About Momentum

When an explosion occurs, myriad particles disperse from the locus of detonation and remain in motion by virtue of momentum. Thereafter, they may collide and comingle such that they grow in size, disintegrate further such that where there was one there are now many particles, or slow down because of the resistance they encounter. Generally, they will exhibit a swell of patterns we would more often than not recognise as geometric. According to Newton’s First Law of Motion, momentum is thought to be the tendency of an object set in motion to stay in motion (and incidentally, of an object at rest to stay at rest). This process of dispersal can take ages, say, billions of years, to peter out, given a powerful enough explosion. Also, the particles sent flying this way and that are not limited to stone or any other particular form, transformations through collision, mixture, and redisintegration owing to new collisions (which are in fact new explosions and new dispersals) being the norm, or speed, often appearing to the human eye – like any other eye, a positioned or biased sensory device – very slow indeed. This is to say that dispersal, and the momentum defining it, are in fact everywhere. For where did the mass of our universe come from, and the energy behind its velocity? And if any particular object is not exhibiting momentum, how did it break free of the great dispersal, and into what did it escape? I would argue nowhere, and that it did not, and that it’s all part of the greater momentum.

Responses

  1. If there is a beginning of our universe, as from a explosion, as some scientists argue, what’s the foundation of that beginning? Is nothing something? Water was believed to content nothing because we could not see the micro specious living in it; air was described as nothing because we was not able to detect all the gases within it; outer space was thought to be of definite darkness because we could not see through it. Our ability to learn and to imagine is chained, if not trapped, by our capacity to see and to concept. No where is some where, as soon as we can detect it, or at least can calculate it by mathematical models.

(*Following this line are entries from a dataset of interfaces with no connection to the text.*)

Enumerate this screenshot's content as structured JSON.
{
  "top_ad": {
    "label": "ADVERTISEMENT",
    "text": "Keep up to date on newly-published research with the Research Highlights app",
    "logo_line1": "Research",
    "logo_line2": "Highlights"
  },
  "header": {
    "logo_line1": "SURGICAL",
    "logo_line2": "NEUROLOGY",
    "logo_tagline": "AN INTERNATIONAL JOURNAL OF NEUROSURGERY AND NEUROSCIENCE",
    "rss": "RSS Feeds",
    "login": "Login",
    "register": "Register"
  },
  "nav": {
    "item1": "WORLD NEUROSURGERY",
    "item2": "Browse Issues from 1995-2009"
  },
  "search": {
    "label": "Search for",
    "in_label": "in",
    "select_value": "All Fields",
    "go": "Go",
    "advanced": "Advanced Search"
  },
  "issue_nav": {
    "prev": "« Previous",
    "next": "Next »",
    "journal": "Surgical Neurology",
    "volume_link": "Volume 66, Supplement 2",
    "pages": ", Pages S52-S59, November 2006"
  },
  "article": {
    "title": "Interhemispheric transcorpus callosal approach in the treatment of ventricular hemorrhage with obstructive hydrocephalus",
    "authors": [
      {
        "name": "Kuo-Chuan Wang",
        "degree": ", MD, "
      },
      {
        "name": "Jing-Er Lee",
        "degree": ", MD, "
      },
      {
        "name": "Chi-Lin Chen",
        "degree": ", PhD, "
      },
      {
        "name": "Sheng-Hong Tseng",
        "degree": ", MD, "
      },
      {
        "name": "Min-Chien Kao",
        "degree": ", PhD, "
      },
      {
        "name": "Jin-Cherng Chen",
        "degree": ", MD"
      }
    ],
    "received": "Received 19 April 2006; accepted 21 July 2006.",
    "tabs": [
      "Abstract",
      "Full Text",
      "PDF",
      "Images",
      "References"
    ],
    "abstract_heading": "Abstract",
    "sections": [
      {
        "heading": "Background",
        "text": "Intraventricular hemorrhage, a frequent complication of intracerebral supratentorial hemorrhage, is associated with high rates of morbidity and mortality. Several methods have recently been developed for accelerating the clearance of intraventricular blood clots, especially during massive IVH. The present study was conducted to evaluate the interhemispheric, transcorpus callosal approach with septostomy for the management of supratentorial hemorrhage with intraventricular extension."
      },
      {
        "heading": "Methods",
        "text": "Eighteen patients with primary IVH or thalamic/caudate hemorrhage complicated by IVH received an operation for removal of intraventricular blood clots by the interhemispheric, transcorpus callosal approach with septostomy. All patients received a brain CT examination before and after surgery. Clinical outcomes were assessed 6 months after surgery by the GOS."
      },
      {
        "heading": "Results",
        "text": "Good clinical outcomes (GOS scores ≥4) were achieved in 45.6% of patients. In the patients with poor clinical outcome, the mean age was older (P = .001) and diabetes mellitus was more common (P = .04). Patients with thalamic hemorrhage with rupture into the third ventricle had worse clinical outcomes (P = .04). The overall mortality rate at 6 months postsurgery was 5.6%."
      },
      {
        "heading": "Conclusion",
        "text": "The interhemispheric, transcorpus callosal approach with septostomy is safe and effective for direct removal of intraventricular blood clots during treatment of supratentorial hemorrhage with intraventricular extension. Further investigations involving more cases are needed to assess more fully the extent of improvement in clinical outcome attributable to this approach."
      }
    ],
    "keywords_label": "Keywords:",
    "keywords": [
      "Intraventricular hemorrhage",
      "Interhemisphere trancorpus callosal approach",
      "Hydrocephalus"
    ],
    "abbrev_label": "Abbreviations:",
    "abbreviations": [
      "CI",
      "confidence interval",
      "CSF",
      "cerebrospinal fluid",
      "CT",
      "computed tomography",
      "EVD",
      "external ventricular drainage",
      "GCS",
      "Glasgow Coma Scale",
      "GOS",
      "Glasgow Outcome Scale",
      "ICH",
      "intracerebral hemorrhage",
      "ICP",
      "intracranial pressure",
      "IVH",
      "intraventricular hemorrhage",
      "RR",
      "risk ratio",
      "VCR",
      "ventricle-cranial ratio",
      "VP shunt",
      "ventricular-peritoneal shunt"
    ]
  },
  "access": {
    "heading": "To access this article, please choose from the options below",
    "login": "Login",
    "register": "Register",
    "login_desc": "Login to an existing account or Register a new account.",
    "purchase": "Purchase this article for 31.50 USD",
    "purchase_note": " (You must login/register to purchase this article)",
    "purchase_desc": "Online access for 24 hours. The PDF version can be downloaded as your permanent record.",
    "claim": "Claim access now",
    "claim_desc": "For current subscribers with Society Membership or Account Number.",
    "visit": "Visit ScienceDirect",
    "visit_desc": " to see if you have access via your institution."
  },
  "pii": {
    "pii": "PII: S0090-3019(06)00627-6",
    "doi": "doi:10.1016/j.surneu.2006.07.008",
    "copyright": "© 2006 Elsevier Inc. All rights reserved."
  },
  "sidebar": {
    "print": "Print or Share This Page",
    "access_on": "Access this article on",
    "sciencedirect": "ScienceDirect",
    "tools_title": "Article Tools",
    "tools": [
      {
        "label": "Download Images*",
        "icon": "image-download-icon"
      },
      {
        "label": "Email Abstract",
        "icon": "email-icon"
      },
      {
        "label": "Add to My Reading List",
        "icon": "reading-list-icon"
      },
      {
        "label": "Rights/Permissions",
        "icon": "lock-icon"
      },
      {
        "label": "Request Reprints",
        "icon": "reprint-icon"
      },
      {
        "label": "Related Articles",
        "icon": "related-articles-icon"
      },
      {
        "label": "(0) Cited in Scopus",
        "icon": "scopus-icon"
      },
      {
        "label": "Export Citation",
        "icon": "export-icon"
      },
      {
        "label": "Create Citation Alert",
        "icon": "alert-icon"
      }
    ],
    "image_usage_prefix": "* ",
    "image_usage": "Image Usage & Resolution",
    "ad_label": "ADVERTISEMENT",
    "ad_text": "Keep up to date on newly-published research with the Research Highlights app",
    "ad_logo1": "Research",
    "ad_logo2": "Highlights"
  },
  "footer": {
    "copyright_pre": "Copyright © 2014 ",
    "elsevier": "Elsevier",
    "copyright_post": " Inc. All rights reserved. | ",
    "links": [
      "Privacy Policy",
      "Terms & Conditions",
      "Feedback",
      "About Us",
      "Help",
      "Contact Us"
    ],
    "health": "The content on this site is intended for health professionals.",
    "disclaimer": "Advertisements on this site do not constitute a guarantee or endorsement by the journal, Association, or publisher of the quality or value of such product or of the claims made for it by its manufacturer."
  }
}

    Is there a beginning and an ending, or everything is just part of the circle? I would argue there might not be such things as the first or the last in the momentum world.

    Beginning and ending are artificial concept created by human, and there is no absolute define line in natural occurrence. “Beginning of a day” or “a year” is completely secondary human concept. “Creation of a new continent” or “a lake” is also artificial because the “continent” or “lake” was there before but just of different format. Energy and materials circulated in a definite and infinite fashion, and every beginning and ending, if put at a larger scale, just part of the circulation.

    You might argue that birth and death are definite beginning and ending, but it’s only at individual level. First of all, the materials of which the body was consist do not disappear, but change its form of existence in the universe. Furthermore, at a larger level than individual creatures, in other words, at the level of a whole species, or even at the level of “life” in general, there is no a distinguished line. The first “human” or the last “dinosaur” are all based on artificial definition given by scientist, while countless specious with essentially similar features were running all around.

    We are used to the concept of to begin and to end, to create and to destroy because human brains learn from things we can sense with direct experience. thus things out of our sense might be unimaginable to us.

    According to the String Theory, there are 11 dimensions, of which we are only aware of 4: 3 spatial dimensions and time, implying there are very likely to be more “momentum worlds” out there which we are not able to detect yet. We should free our philosophy, even before we untie our physics. So, maybe before we ask the question about where things go, we should think about whether things are moving at all.

  2. Indeed. Where is motion happening? “Things” implies separateness (a useful human construct), but if there is only one thing, then where does the sea become the fish? If the answer to that seems clear, where does it become the microorganism? A little less clear. Is the sea h2o? If so, what of the nutrients in solution within it? Is salt part of the sea? Why is salt part of the sea, but not iron, or mercury? Where does one draw the line? Draw it somewhere “up there,” but on the subatomic level, where then?

    And once we’re there, amongst the quarks, is everything everywhere at once, or is everything separate, little subatomic bits of atom that never touch one another? I don’t know. I just like playing with concepts:

    Everything is connected: Impossible (internally inconsistent), since for things to be connected they must be separate.

    Everything is one: What constitutes an absence of connection?

    Everything is separate: If so, when?

  3. The relationship between connection and separateness is like the relationship between chicken and egg: which comes first? Well, does it matter?

    Chicken and egg are just a hook on the food chain, a footprint along evolution path, a friction of the material cycle, and a dust in the momentum, all of which go on regardless chicken or egg comes first.

    If the universe is infinite, which I believe in, in time and size, the only dimensions known to us, maybe more, everything is just part of it. The combining and dividing is just a form of energy movement, which has NO purpose.

    We can study the forms, which can be limited and well defined, and motion can be the formula or feature or appearance of the forms, but if you look at things from different scale, you will have distinctive versions, as you describe as the example of the sea, and that’s why we draw different lines when we see from different perspectives.

    Just as biologist, Christians, cooks, and chicken will you different answers to the question of whether chicken or egg comes first.